Appellee asserts that the trial court is not required to issue findings of fact and conclusions of law because the appellant's motion is not for postconviction relief. Appellee notes that the motion was filed "before the [appellant] entered into the plea agreement for which he was ultimately sentenced." However, according to the Notice of Appeal, the judgment appealed in this case was entered on October 5, 2009. The entry filed that day involved appellant's "petition to vacate or set aside sentence." Appellant filed that petition on July 21, 2009, a little over two months after the May 14, 2009 judgment of conviction and sentence. The trial court proceedings apparently were for postconviction relief and, pursuant to R.C. 2953.21, a trial court is required to make findings of fact and conclusions of law if it overrules the motion.
{¶ 6} Accordingly, because we have no final appealable order in this case, we are without jurisdiction to consider the appeal and we must dismiss this appeal.
APPEAL DISMISSED.
JUDGMENT ENTRY
It is ordered that the appeal be dismissed and appellee recover of appellant the costs herein taxed.

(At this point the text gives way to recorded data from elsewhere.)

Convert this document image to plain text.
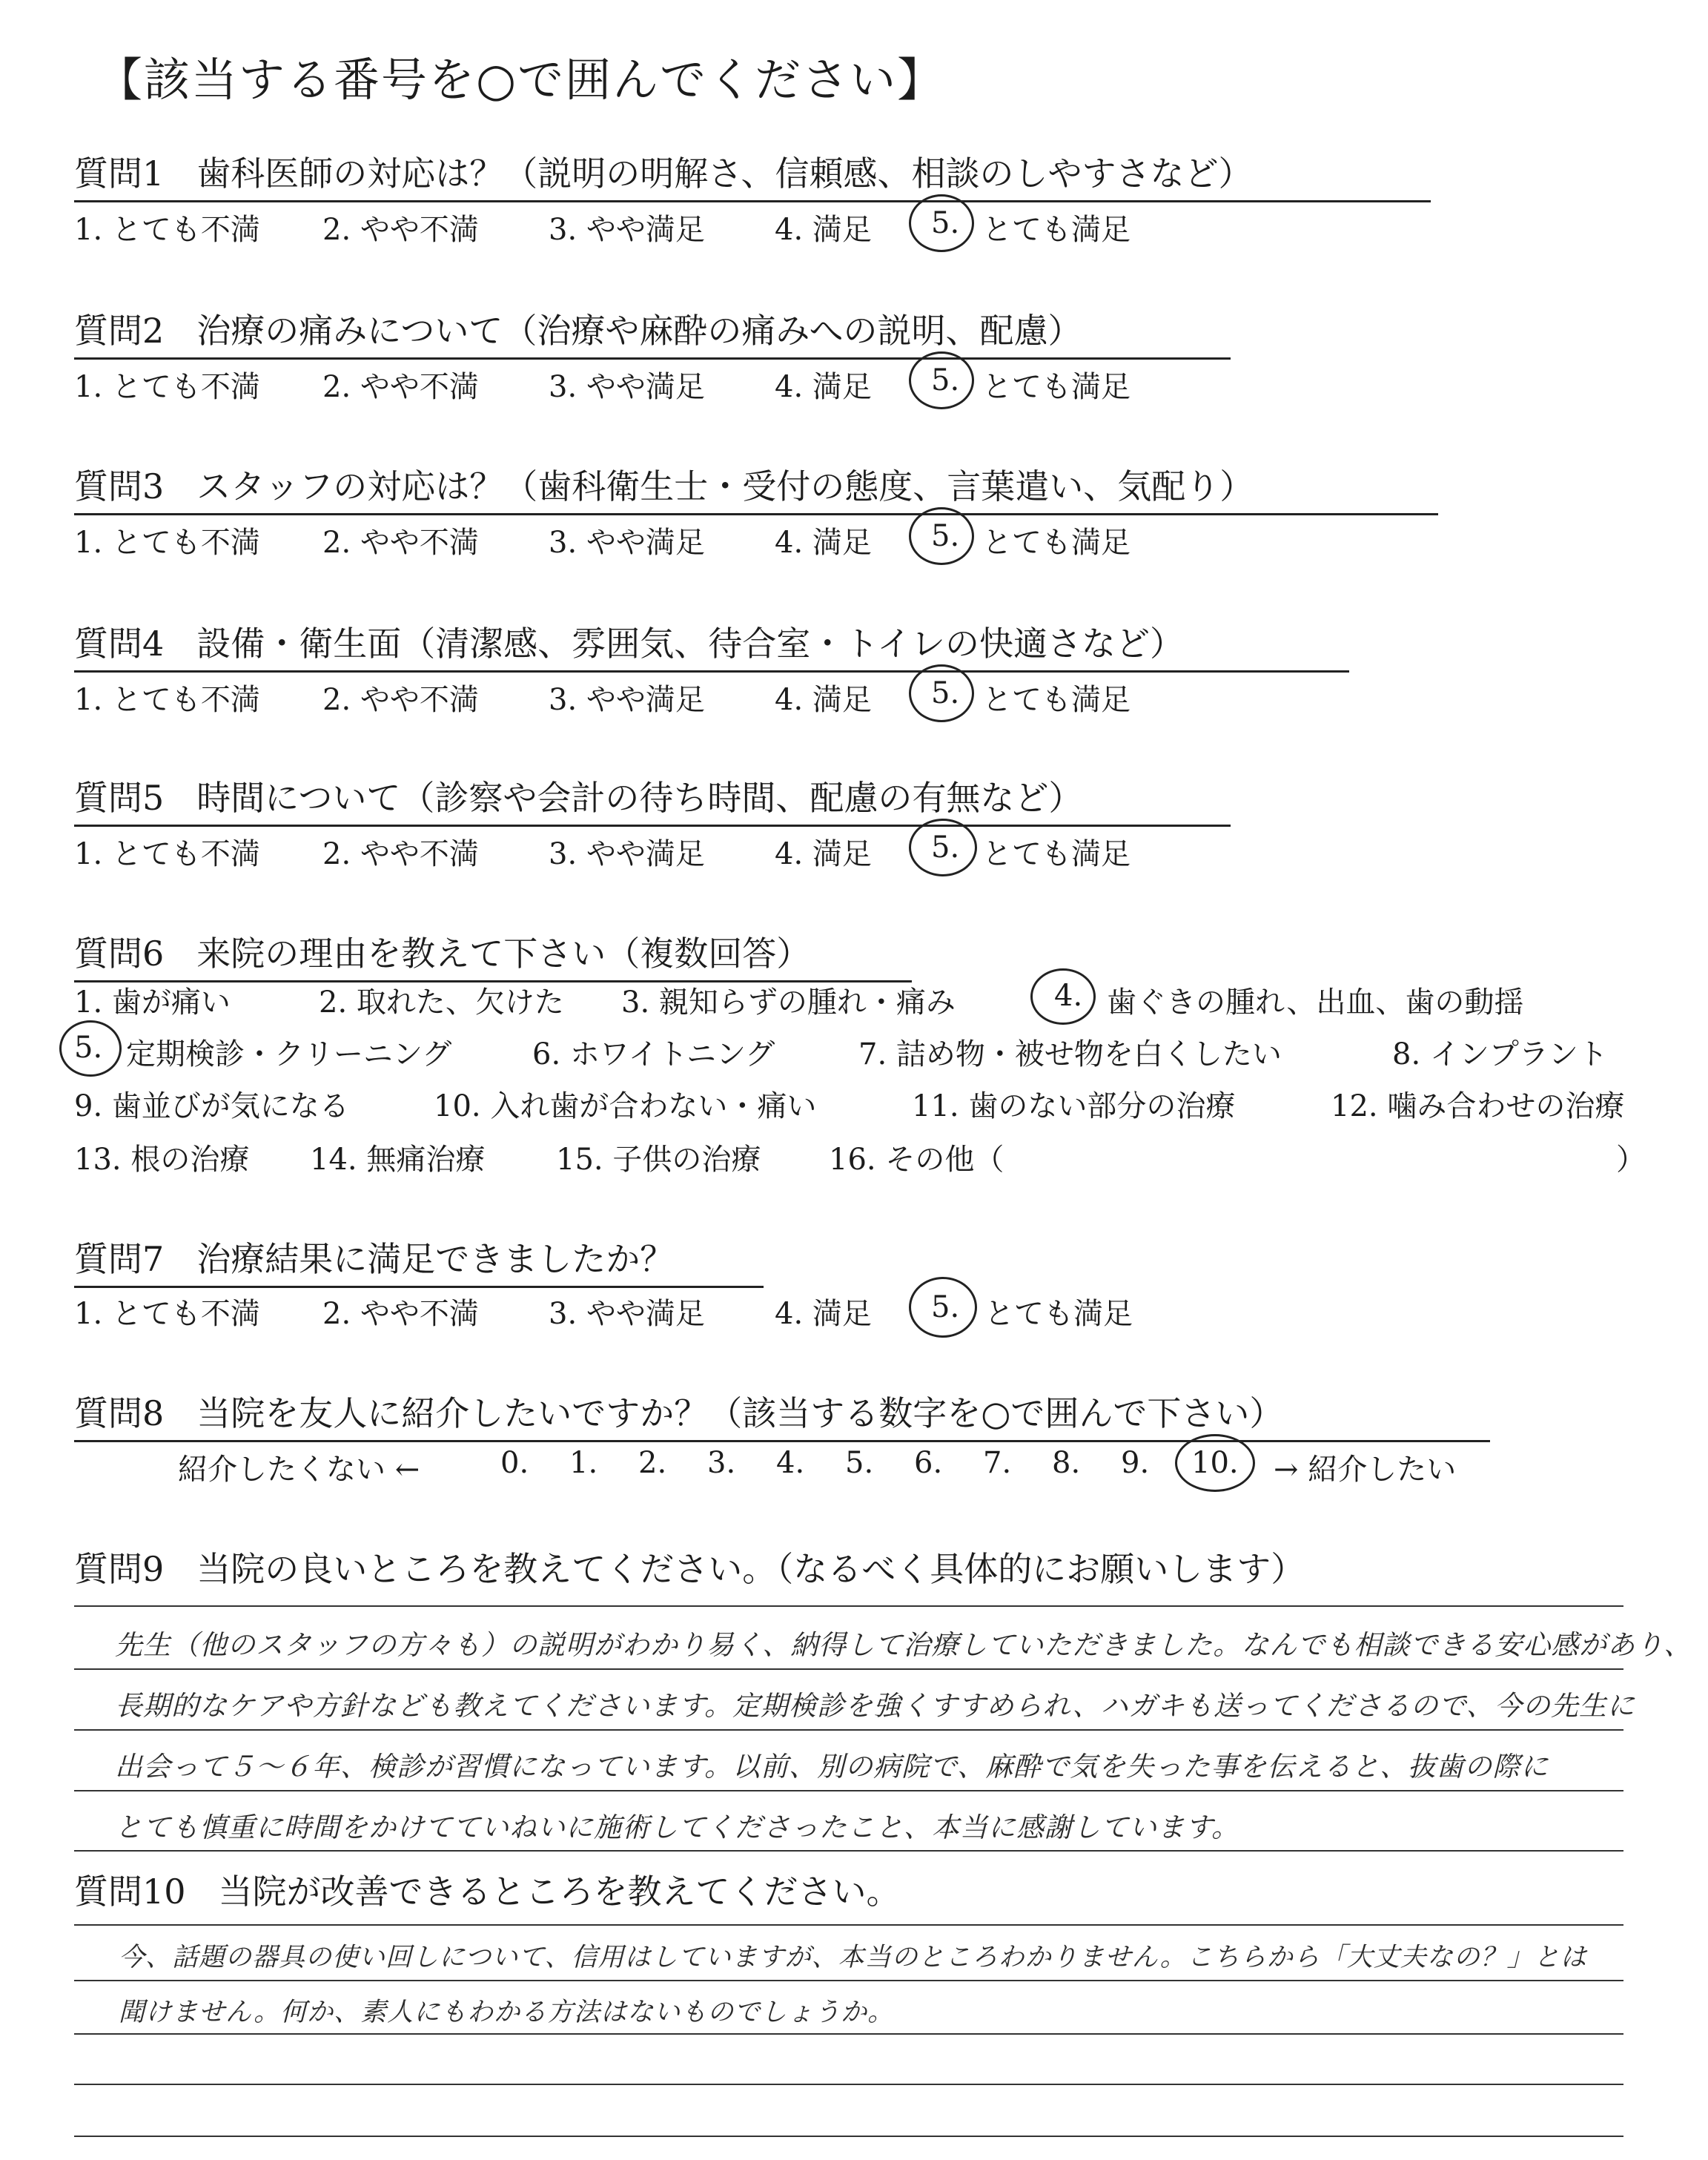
【該当する番号を○で囲んでください】
質問1 歯科医師の対応は？（説明の明解さ、信頼感、相談のしやすさなど）
1. とても不満 2. やや不満 3. やや満足 4. 満足 5. とても満足
質問2 治療の痛みについて（治療や麻酔の痛みへの説明、配慮）
1. とても不満 2. やや不満 3. やや満足 4. 満足 5. とても満足
質問3 スタッフの対応は？（歯科衛生士・受付の態度、言葉遣い、気配り）
1. とても不満 2. やや不満 3. やや満足 4. 満足 5. とても満足
質問4 設備・衛生面（清潔感、雰囲気、待合室・トイレの快適さなど）
1. とても不満 2. やや不満 3. やや満足 4. 満足 5. とても満足
質問5 時間について（診察や会計の待ち時間、配慮の有無など）
1. とても不満 2. やや不満 3. やや満足 4. 満足 5. とても満足
質問6 来院の理由を教えて下さい（複数回答）
1. 歯が痛い	2. 取れた、欠けた 3. 親知らずの腫れ・痛み	4. 歯ぐきの腫れ、出血、歯の動揺
5. 定期検診・クリーニング	6. ホワイトニング	7. 詰め物・被せ物を白くしたい	8. インプラント
9. 歯並びが気になる	10. 入れ歯が合わない・痛い	11. 歯のない部分の治療	12. 噛み合わせの治療
13. 根の治療 14. 無痛治療 15. 子供の治療 16. その他（	）
質問7 治療結果に満足できましたか？
1. とても不満 2. やや不満 3. やや満足 4. 満足 5. とても満足
質問8 当院を友人に紹介したいですか？（該当する数字を○で囲んで下さい）
紹介したくない ←	0. 1. 2. 3. 4. 5. 6. 7. 8. 9. 10. → 紹介したい
質問9 当院の良いところを教えてください。（なるべく具体的にお願いします）
先生（他のスタッフの方々も）の説明がわかり易く、納得して治療していただきました。なんでも相談できる安心感があり、
長期的なケアや方針なども教えてくださいます。定期検診を強くすすめられ、ハガキも送ってくださるので、今の先生に
出会って５～６年、検診が習慣になっています。以前、別の病院で、麻酔で気を失った事を伝えると、抜歯の際に
とても慎重に時間をかけてていねいに施術してくださったこと、本当に感謝しています。
質問10 当院が改善できるところを教えてください。
今、話題の器具の使い回しについて、信用はしていますが、本当のところわかりません。こちらから「大丈夫なの？」とは
聞けません。何か、素人にもわかる方法はないものでしょうか。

The Court finds there were reasonable grounds for this appeal. It is ordered that a special mandate issue out of this Court directing the Scioto County Common Pleas Court to carry this judgment into execution.
A certified copy of this entry shall constitute that mandate pursuant to Rule 27 of the Rules of Appellate Procedure.